Regarding towers' release of vehicles, the parties discussed at the Court's hearing the issue of liability for towers releasing vehicles that are in unsafe condition to registered owners, who may then cause damage or sustain injuries on the road due to their unsafe vehicles. The Court finds that towers may simply require that registered owners sign a liability release form upon attempting to retrieve their vehicle. This release form, signed with remarks regarding the state of the vehicle when the tower released it to the owner, is sufficient to resolve the towers' fear that they will be susceptible to liability if they release towed vehicles out into the community. In fact, the Division has already begun requiring that towers use such an invoice to release vehicles since 2005. This Court has already decided that the invoice "contains all of the pertinent information to protect the public interest" because it allows towers to leave remarks and it requires a signature for release. Rhode Island Public Towing Ass'n, Inc. v. Ahern, et al., 2011 WL 3382483 (R.I. Super. 2011).

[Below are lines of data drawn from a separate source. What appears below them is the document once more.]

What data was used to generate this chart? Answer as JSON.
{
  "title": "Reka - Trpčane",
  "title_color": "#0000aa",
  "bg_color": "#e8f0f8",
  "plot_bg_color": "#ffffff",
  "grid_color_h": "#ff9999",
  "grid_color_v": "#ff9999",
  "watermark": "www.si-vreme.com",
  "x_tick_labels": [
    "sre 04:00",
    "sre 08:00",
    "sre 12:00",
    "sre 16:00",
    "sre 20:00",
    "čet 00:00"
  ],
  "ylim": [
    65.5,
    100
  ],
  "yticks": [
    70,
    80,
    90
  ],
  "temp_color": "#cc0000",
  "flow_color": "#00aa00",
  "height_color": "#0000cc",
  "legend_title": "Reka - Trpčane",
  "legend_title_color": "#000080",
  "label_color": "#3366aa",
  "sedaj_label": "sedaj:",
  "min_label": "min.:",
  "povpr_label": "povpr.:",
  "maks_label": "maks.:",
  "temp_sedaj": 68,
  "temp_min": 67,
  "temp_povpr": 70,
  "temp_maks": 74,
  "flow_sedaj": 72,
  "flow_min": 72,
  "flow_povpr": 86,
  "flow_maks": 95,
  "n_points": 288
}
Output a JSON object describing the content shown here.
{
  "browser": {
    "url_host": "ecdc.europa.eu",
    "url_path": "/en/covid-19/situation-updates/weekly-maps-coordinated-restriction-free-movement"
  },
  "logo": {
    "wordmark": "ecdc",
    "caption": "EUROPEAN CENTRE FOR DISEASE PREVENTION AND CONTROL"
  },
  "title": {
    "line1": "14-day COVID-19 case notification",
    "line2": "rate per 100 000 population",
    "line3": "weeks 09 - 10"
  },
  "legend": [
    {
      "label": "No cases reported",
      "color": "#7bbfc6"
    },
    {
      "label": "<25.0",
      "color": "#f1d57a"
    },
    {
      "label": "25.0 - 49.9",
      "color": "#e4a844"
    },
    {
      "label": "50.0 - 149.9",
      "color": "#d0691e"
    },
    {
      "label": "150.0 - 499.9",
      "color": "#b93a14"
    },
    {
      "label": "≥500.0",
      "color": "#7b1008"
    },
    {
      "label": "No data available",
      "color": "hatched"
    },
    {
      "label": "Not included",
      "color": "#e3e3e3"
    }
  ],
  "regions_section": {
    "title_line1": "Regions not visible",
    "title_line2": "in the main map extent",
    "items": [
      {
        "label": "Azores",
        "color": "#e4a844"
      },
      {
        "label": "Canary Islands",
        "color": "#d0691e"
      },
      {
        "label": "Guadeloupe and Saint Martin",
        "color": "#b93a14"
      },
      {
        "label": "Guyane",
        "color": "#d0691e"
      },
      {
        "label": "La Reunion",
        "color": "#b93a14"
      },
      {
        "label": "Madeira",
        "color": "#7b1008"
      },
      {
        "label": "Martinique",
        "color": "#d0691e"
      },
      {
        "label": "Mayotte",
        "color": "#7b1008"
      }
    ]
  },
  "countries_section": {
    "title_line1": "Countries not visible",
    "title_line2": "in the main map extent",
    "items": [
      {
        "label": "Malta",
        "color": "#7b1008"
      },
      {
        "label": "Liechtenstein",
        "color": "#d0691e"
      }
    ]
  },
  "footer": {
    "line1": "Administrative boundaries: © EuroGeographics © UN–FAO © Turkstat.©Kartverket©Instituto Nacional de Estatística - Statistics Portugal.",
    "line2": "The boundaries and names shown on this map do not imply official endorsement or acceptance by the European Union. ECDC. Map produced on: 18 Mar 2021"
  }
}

In sum, the Division found that storage fees charged when the owner is prevented from retaking their vehicle due to a police hold are outside the scope of the approved tariff and therefore, unreasonable charges in contravention of the Towing Storage Act. The Towing Storage Act explicitly requires that all towing charges be reasonable:
"WHEREAS, The motoring public has a right when delegating to law enforcement the selection of an operator in the towing-storage business, to expect that the charges for the services to be rendered will be reasonable and compensatory." Sec. 39-12.1-1.
In its conclusion, the Division clarifies that voluntary or "appropriate fees in cases of non-consensual police department instigated tows, shall constitute the charge for the tow service required to remove the vehicle from the public roadway, an after-hours release fee (when applicable), and all storage time linked to retrieval delays directly caused by the vehicle owner (or lienholder)." Order 20200, p. 70.
The Division held that, pursuant to this language, vehicle owners must simply "1) prove ownership of the vehicle and 2) pay all accrued charges due to the tower pursuant to the tower's tariff." The statute does not require a police release document before an owner can retrieve their vehicle from a tower. Order No. 20200, p. 68. The tariff's language also states this explicitly: towers are required "to release vehicles to the owner or lien holder upon demand and upon presentation of the towing charges regardless of the type of vehicle towed." Tariff, ¶ 4(c).
IV
CONCLUSION
The Division did not clearly err in its interpretation of the statute and tariff. Instead, in light of the language of Rhode Island's Towing Storage Act, the Division's interpretation is a logical understanding of the Towing Storage Act with a favorable outcome for the general public and, in some cases, an unfortunate result for towers. Nonetheless, the interpretation of the administrative agency and the intent of the General Assembly must be respected.
The decision of the Division is therefore affirmed.